Sister Mary Amata’s Silver Jubilee
With Thanksgiving just around the corner, we want to share with you something we are giving thanks for this month — a Silver Jubilee! We had the joy of celebrating Sr. Mary Amata’s twenty-fifth anniversary of profession a few weeks ago, on November 5. We have many reasons to be thankful for celebrating Sr. Mary Amata’s vocation and twenty-five years of consecration, not least of all because Sr. Mary Amata has not always been a member of our community! Sr. Mary Amata entered a monastic community in Michigan and made her first profession there on November 5, 2000. She transferred to our community in 2007, and made her solemn profession as a Nun of the Order of Preachers on February 2, 2012.
But our thanksgiving for her vocation goes further than that. It is a miracle of sorts that Sr. Mary Amata is still here on earth to celebrate her jubilee. Diagnosed with diabetes at a young age, Sr. Mary Amata did not expect to live beyond age 25. But the grace of God was at work in her life in ways yet unseen. God began drawing her to himself when she experienced a conversion and was baptized into the Catholic Church in 1992. After getting to know the monastic community in Michigan through an associate program designed to help women grow in their prayer lives, Sr. Mary Amata entered the monastery in 1999. Sr. Mary Amata has persevered through many serious health challenges in her religious life, including bouts with cancer, most recently skin cancer of the face which led to her receiving a prosthetic nose. As of 2024, she is now cancer-free! Her fortitude in the face of these challenges has been a real witness not only to our community but also to the many doctors, healthcare providers, and others she has encountered.
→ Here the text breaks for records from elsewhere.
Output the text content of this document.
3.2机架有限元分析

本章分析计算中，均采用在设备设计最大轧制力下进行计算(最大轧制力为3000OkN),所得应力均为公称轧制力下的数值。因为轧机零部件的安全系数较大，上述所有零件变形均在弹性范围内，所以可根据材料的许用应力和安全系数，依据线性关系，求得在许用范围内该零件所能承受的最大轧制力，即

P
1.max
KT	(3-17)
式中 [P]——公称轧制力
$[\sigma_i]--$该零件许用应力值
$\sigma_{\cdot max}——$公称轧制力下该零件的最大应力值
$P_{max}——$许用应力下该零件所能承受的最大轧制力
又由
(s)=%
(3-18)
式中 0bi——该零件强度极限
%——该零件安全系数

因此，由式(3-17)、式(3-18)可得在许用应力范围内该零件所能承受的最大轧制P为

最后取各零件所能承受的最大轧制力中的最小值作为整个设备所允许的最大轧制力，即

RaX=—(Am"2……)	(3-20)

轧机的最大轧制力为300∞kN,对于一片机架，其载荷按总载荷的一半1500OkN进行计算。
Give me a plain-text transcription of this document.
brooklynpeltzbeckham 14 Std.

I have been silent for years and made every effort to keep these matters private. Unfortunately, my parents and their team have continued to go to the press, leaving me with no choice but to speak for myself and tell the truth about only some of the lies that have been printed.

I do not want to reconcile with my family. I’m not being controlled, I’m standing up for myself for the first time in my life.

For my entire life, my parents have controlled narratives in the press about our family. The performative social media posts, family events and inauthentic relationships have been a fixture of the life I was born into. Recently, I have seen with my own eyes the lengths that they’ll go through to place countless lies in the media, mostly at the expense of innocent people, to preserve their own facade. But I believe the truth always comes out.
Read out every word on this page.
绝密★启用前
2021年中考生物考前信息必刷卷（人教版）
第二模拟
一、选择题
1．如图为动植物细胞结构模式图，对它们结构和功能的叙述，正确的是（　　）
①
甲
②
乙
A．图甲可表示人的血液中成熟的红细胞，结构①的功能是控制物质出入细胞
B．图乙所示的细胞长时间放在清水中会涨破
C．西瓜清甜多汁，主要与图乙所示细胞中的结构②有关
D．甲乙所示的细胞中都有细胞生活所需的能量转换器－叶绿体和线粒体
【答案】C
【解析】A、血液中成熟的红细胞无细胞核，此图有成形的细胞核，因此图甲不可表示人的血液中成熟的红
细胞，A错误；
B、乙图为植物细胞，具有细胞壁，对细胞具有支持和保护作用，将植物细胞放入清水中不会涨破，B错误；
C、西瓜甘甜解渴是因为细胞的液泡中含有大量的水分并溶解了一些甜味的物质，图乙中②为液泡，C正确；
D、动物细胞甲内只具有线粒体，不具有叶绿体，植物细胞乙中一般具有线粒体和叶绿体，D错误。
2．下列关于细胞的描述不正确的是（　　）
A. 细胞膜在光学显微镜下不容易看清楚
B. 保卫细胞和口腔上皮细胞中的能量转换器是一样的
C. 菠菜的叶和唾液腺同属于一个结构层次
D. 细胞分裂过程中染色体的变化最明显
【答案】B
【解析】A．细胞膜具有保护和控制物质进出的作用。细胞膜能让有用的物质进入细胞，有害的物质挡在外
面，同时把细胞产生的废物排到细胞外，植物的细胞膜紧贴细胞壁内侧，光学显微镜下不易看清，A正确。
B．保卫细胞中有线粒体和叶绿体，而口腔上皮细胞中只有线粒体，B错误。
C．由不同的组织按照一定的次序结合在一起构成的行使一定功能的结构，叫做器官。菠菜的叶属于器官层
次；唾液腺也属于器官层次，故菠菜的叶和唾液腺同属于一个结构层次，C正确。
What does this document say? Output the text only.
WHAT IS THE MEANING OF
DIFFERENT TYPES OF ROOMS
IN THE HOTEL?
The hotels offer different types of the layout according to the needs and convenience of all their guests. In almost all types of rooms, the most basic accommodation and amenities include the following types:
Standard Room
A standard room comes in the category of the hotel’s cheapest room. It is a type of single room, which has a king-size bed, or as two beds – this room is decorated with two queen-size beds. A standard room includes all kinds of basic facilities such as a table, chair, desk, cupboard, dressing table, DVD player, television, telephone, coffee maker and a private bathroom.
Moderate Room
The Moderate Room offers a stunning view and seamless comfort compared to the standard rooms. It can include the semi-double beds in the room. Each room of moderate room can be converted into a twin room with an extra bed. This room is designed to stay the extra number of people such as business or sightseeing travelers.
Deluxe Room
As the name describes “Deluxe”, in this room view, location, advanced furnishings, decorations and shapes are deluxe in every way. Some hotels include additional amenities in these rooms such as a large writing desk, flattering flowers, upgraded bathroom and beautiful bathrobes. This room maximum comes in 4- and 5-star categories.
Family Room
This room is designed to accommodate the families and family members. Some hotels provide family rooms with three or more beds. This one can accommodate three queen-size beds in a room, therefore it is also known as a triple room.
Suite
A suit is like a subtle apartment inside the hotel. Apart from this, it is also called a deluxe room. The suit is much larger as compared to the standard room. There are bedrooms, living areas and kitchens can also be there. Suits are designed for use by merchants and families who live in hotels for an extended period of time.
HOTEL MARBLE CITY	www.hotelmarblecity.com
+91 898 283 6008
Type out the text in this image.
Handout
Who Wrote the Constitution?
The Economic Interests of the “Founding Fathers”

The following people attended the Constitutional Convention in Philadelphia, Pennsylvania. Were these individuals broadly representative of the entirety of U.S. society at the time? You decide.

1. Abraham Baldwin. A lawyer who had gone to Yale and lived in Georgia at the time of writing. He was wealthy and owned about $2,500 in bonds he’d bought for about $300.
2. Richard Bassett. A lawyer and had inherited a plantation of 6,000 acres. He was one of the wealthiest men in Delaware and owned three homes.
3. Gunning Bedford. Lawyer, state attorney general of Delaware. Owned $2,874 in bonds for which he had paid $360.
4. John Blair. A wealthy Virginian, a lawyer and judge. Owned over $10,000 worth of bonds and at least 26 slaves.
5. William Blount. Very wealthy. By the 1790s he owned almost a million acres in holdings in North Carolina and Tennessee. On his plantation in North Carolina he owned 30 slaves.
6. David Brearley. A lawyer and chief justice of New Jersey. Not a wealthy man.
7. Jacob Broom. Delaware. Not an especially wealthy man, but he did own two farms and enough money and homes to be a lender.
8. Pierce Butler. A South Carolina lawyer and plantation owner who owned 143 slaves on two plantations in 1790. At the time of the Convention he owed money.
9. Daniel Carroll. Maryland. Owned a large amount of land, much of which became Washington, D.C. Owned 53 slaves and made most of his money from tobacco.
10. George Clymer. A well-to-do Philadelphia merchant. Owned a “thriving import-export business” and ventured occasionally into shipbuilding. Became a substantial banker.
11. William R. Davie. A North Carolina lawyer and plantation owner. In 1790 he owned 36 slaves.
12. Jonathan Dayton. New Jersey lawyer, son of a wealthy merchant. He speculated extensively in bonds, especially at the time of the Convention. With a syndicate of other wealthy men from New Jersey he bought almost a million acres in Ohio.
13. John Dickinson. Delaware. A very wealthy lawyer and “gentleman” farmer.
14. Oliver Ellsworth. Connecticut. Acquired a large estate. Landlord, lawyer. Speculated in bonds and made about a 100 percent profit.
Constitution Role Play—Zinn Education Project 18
Then… (reception of our Dominican Habit, 2008)
…. and Now!
Msgr. Robert Coleman, one of our community’s regular confessors, offered the Jubilee Mass. Our chaplain, Fr. Elias, and longtime friend Fr. Michael Monshau, O.P., a Dominican friar of the Central Province who knew Sr. Mary Amata from her days in Michigan, both concelebrated.
In celebration of Sr. Mary Amata’s silver jubilee, we enjoyed looking through some old photographs including some very cute pictures of her as a toddler, through her entrance into religious life and up to now. Four sisters performed a few pieces in a violin quartet as musical entertainment.
The novitiate sisters put on a hilarious puppet show/skit/ballet called “Indiana Jonas,” based on the biblical story of Jonah. Opening to the theme music of Indiana Jones, puppet Indiana Jonas made his appearance on the stage. A professor of biblical archeology at Notre Dame, he heard the voice of God calling him to go and preach repentance to New York City. Indiana Jonas tried running away, and boarded a ship on Lake Michigan. Well, as you can guess, that didn’t go well and he wound up being swallowed by a large fish who spewed him out as he went over Niagara Falls. So Indiana Jonas decided to do what God asked and went to New York City to preach repentance. Partway through the city, he ran into a sidewalk ballet performance of “Snake Lake”. (Here an actual short ballet was performed by two of the novitiate sisters, who both trained in ballet in their younger years!) Finishing up his preaching, Indiana Jonas went to Summit, New Jersey to wait things out and see what happened. Well, the New Yorkers responded wholeheartedly to Indiana Jonas’s call to repentance and clothed themselves in sackcloth and ashes, and God had mercy on New York City. (Thank goodness).
It was a beautiful day in celebration of the gift of Sr. Mary Amata’s vocation. Sr. Mary Amata brings to our community not only a quiet joy, but also a particular gift for attention to detail. She has used this gift to serve our community well in various roles, including as vestiarian (the sister who sews the habits), and now currently as depositarian, responsible for accurately counting receipts and money. We are grateful to God for Sr. Mary Amata’s twenty five years of religious profession, and grateful that God brought her here to our community!